Yeah, right, so there are many good reasons to hate Melbourne's free daily 'commuter' newspaper, the News Limited made mX (Melbourne Express). Here's a short list:
  1. It's full of shit, trivial celebrity goss;
  2. It labels political, social news as 'boring but important' and relegates this section to less than a column;
  3. It has a section labelled 'doom and gloom' which fixates on news of death and devastation;
  4. It prioritises a section it calls 'what in the weird' that discusses quirky news events of little consequence to anyone over the section mentioned in point 1;
  5. It plagiarises from sources far and wide, including New Scientist as mentioned in Media Watch tonight;
  6. Its puzzles section contains the shittest of shit shitness when it comes to testing your brain and no funnies - what's with that?;
  7. It has what must be the worst cartoonist in Australia, Andrew Fyfe, and dares to print such trash as the following picture.
This picture came hot on the heels of Indonesian newspaper, Rakyat Merdeka, publishing a cartoon of Prime Minister John Howard and and Foreign Minister Alexander Downer as two dingoes rutting on its front page. This was followed by Bill Leak of The Australian newspaper, drawing a cartoon of Susilo Bambang Yudhoyono, Indonesia's president screwing a dog.

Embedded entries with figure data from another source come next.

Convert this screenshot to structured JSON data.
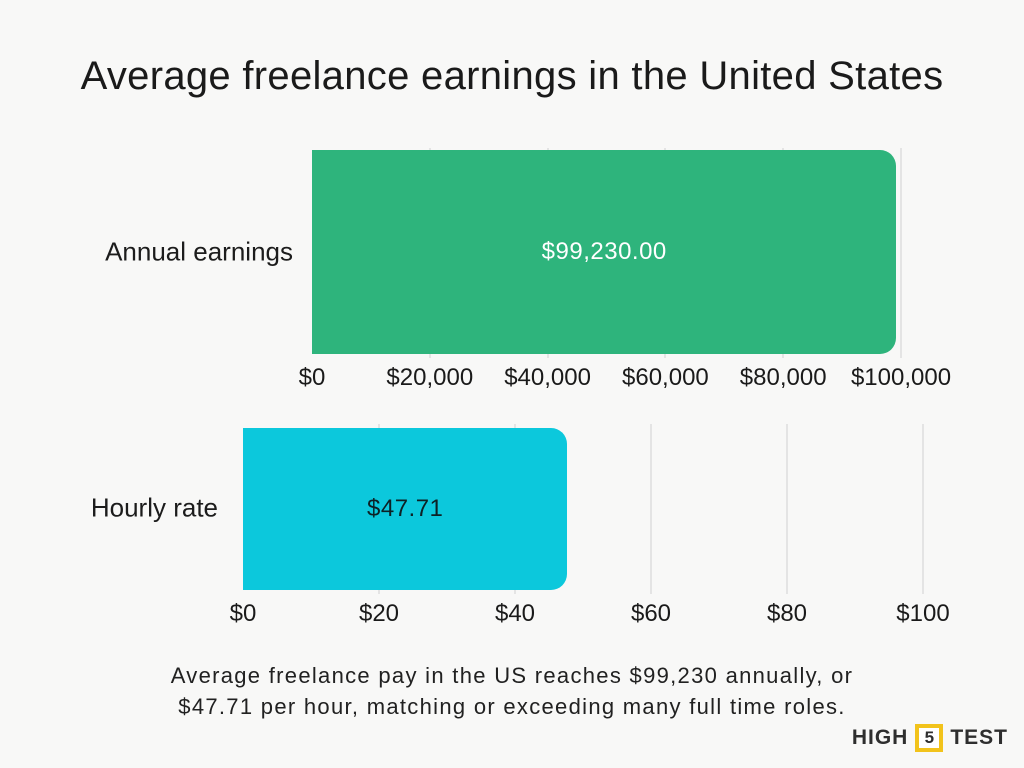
{
  "title": "Average freelance earnings in the United States",
  "caption": {
    "line1": "Average freelance pay in the US reaches $99,230 annually, or",
    "line2": "$47.71 per hour, matching or exceeding many full time roles."
  },
  "logo": {
    "word_left": "HIGH",
    "number": "5",
    "word_right": "TEST",
    "accent_color": "#f2c31b"
  },
  "colors": {
    "background": "#f8f8f7",
    "gridline": "#e4e4e4",
    "text_dark": "#1a1a1a"
  },
  "chart_data": [
    {
      "type": "bar",
      "orientation": "horizontal",
      "categories": [
        "Annual earnings"
      ],
      "values": [
        99230
      ],
      "value_label": "$99,230.00",
      "value_label_color": "#ffffff",
      "bar_color": "#2eb47c",
      "xlim": [
        0,
        100000
      ],
      "x_tick_values": [
        0,
        20000,
        40000,
        60000,
        80000,
        100000
      ],
      "x_ticks": [
        "$0",
        "$20,000",
        "$40,000",
        "$60,000",
        "$80,000",
        "$100,000"
      ],
      "grid": true,
      "legend": "none"
    },
    {
      "type": "bar",
      "orientation": "horizontal",
      "categories": [
        "Hourly rate"
      ],
      "values": [
        47.71
      ],
      "value_label": "$47.71",
      "value_label_color": "#0d2125",
      "bar_color": "#0cc8dc",
      "xlim": [
        0,
        100
      ],
      "x_tick_values": [
        0,
        20,
        40,
        60,
        80,
        100
      ],
      "x_ticks": [
        "$0",
        "$20",
        "$40",
        "$60",
        "$80",
        "$100"
      ],
      "grid": true,
      "legend": "none"
    }
  ]
}
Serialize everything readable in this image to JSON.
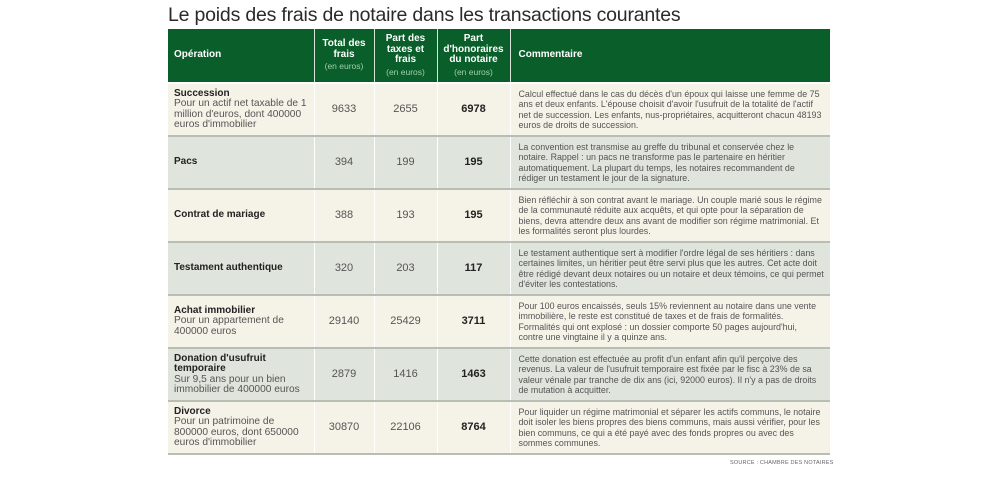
{
  "title": "Le poids des frais de notaire dans les transactions courantes",
  "table": {
    "headers": {
      "operation": "Opération",
      "total": "Total des frais",
      "total_unit": "(en euros)",
      "taxes": "Part des taxes et frais",
      "taxes_unit": "(en euros)",
      "honoraires": "Part d'honoraires du notaire",
      "honoraires_unit": "(en euros)",
      "commentaire": "Commentaire"
    },
    "rows": [
      {
        "operation": "Succession",
        "description": "Pour un actif net taxable de 1 million d'euros, dont 400000 euros d'immobilier",
        "total": "9633",
        "taxes": "2655",
        "honoraires": "6978",
        "commentaire": "Calcul effectué dans le cas du décès d'un époux qui laisse une femme de 75 ans et deux enfants. L'épouse choisit d'avoir l'usufruit de la totalité de l'actif net de succession. Les enfants, nus-propriétaires, acquitteront chacun 48193 euros de droits de succession."
      },
      {
        "operation": "Pacs",
        "description": "",
        "total": "394",
        "taxes": "199",
        "honoraires": "195",
        "commentaire": "La convention est transmise au greffe du tribunal et conservée chez le notaire. Rappel : un pacs ne transforme pas le partenaire en héritier automatiquement. La plupart du temps, les notaires recommandent de rédiger un testament le jour de la signature."
      },
      {
        "operation": "Contrat de mariage",
        "description": "",
        "total": "388",
        "taxes": "193",
        "honoraires": "195",
        "commentaire": "Bien réfléchir à son contrat avant le mariage. Un couple marié sous le régime de la communauté réduite aux acquêts, et qui opte pour la séparation de biens, devra attendre deux ans avant de modifier son régime matrimonial. Et les formalités seront plus lourdes."
      },
      {
        "operation": "Testament authentique",
        "description": "",
        "total": "320",
        "taxes": "203",
        "honoraires": "117",
        "commentaire": "Le testament authentique sert à modifier l'ordre légal de ses héritiers : dans certaines limites, un héritier peut être servi plus que les autres. Cet acte doit être rédigé devant deux notaires ou un notaire et deux témoins, ce qui permet d'éviter les contestations."
      },
      {
        "operation": "Achat immobilier",
        "description": "Pour un appartement de 400000 euros",
        "total": "29140",
        "taxes": "25429",
        "honoraires": "3711",
        "commentaire": "Pour 100 euros encaissés, seuls 15% reviennent au notaire dans une vente immobilière, le reste est constitué de taxes et de frais de formalités. Formalités qui ont explosé : un dossier comporte 50 pages aujourd'hui, contre une vingtaine il y a quinze ans."
      },
      {
        "operation": "Donation d'usufruit temporaire",
        "description": "Sur 9,5 ans pour un bien immobilier de 400000 euros",
        "total": "2879",
        "taxes": "1416",
        "honoraires": "1463",
        "commentaire": "Cette donation est effectuée au profit d'un enfant afin qu'il perçoive des revenus. La valeur de l'usufruit temporaire est fixée par le fisc à 23% de sa valeur vénale par tranche de dix ans (ici, 92000 euros). Il n'y a pas de droits de mutation à acquitter."
      },
      {
        "operation": "Divorce",
        "description": "Pour un patrimoine de 800000 euros, dont 650000 euros d'immobilier",
        "total": "30870",
        "taxes": "22106",
        "honoraires": "8764",
        "commentaire": "Pour liquider un régime matrimonial et séparer les actifs communs, le notaire doit isoler les biens propres des biens communs, mais aussi vérifier, pour les bien communs, ce qui a été payé avec des fonds propres ou avec des sommes communes."
      }
    ]
  },
  "source": "SOURCE : CHAMBRE DES NOTAIRES",
  "colors": {
    "header_green": "#0a5e2a",
    "row_cream": "#f5f2e8",
    "row_grey_green": "#dfe4dc"
  }
}
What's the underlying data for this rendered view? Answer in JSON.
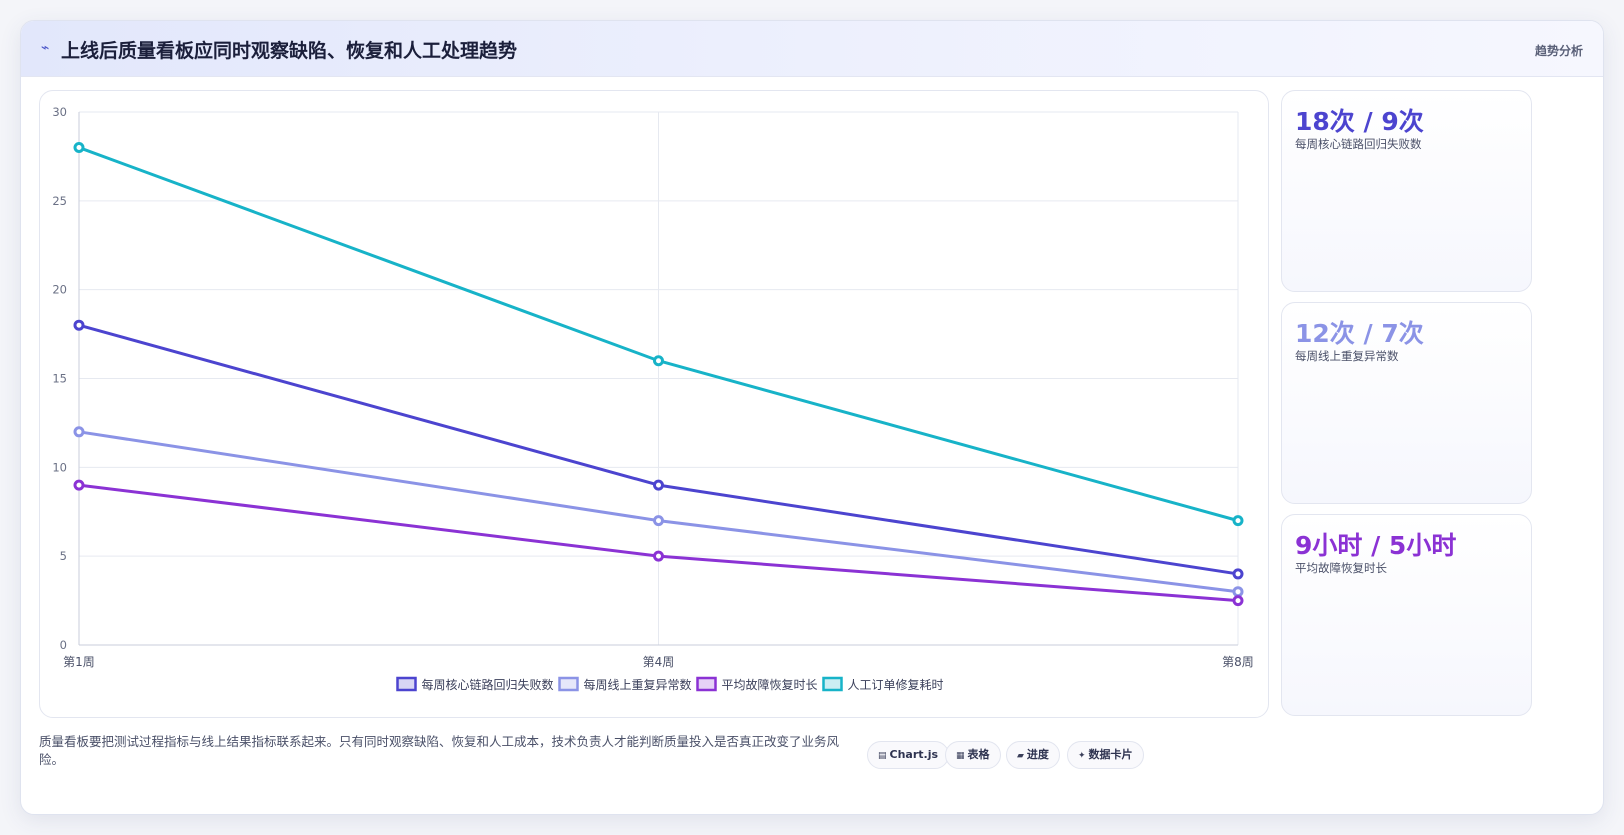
{
  "header": {
    "title": "上线后质量看板应同时观察缺陷、恢复和人工处理趋势",
    "tag": "趋势分析"
  },
  "kpis": [
    {
      "value": "18次 / 9次",
      "label": "每周核心链路回归失败数",
      "color": "#4c44cf"
    },
    {
      "value": "12次 / 7次",
      "label": "每周线上重复异常数",
      "color": "#8b93e6"
    },
    {
      "value": "9小时 / 5小时",
      "label": "平均故障恢复时长",
      "color": "#8b32d4"
    }
  ],
  "footnote": "质量看板要把测试过程指标与线上结果指标联系起来。只有同时观察缺陷、恢复和人工成本，技术负责人才能判断质量投入是否真正改变了业务风险。",
  "chips": [
    {
      "icon": "chart-icon",
      "glyph": "▤",
      "label": "Chart.js"
    },
    {
      "icon": "table-icon",
      "glyph": "▦",
      "label": "表格"
    },
    {
      "icon": "progress-icon",
      "glyph": "▰",
      "label": "进度"
    },
    {
      "icon": "sparkle-icon",
      "glyph": "✦",
      "label": "数据卡片"
    }
  ],
  "chart_data": {
    "type": "line",
    "categories": [
      "第1周",
      "第4周",
      "第8周"
    ],
    "ylim": [
      0,
      30
    ],
    "yticks": [
      0,
      5,
      10,
      15,
      20,
      25,
      30
    ],
    "grid": true,
    "legend_position": "bottom",
    "series": [
      {
        "name": "每周核心链路回归失败数",
        "values": [
          18,
          9,
          4
        ],
        "color": "#4c44cf"
      },
      {
        "name": "每周线上重复异常数",
        "values": [
          12,
          7,
          3
        ],
        "color": "#8b93e6"
      },
      {
        "name": "平均故障恢复时长",
        "values": [
          9,
          5,
          2.5
        ],
        "color": "#8b32d4"
      },
      {
        "name": "人工订单修复耗时",
        "values": [
          28,
          16,
          7
        ],
        "color": "#17b3c8"
      }
    ]
  }
}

Now, obviously these caricatures are absurd and were duly shown little interest by these politicians. Fair enough.
But as Din mentioned, there is a clearly homophobic tone to them. At the time of his posting, I somewhat dismissed Din's emphasis on the homophobia, but now I feel a little foolish.
These kind of negative representations of homosexuality are nothing short of offensive. I fail to see how the unholy alliance of Australia and China on the basis of shared nuclear interests could in any way evoke the fraught same-sex relationship as depicted in Ang Lee's fine and sensitive film, Brokeback Mountain.
Now, it seems that Fyfe thinks the relationship depicted in BM is something rather ugly or laughable and that it is appropriate to satirise politicians by drawing them as homos as a means of criticising them, thus casting homosexuality in a negative light. I'm sure Fyfe felt he had licence to do this because some other cartoonist set the precedent. But he's merely manifesting something latent and has been supported by the editors of that rag.
What second rate hacks.
So remember kids, don't forget to ask this one important question to the next person you see reading mX:
is that the truth or is your news limited?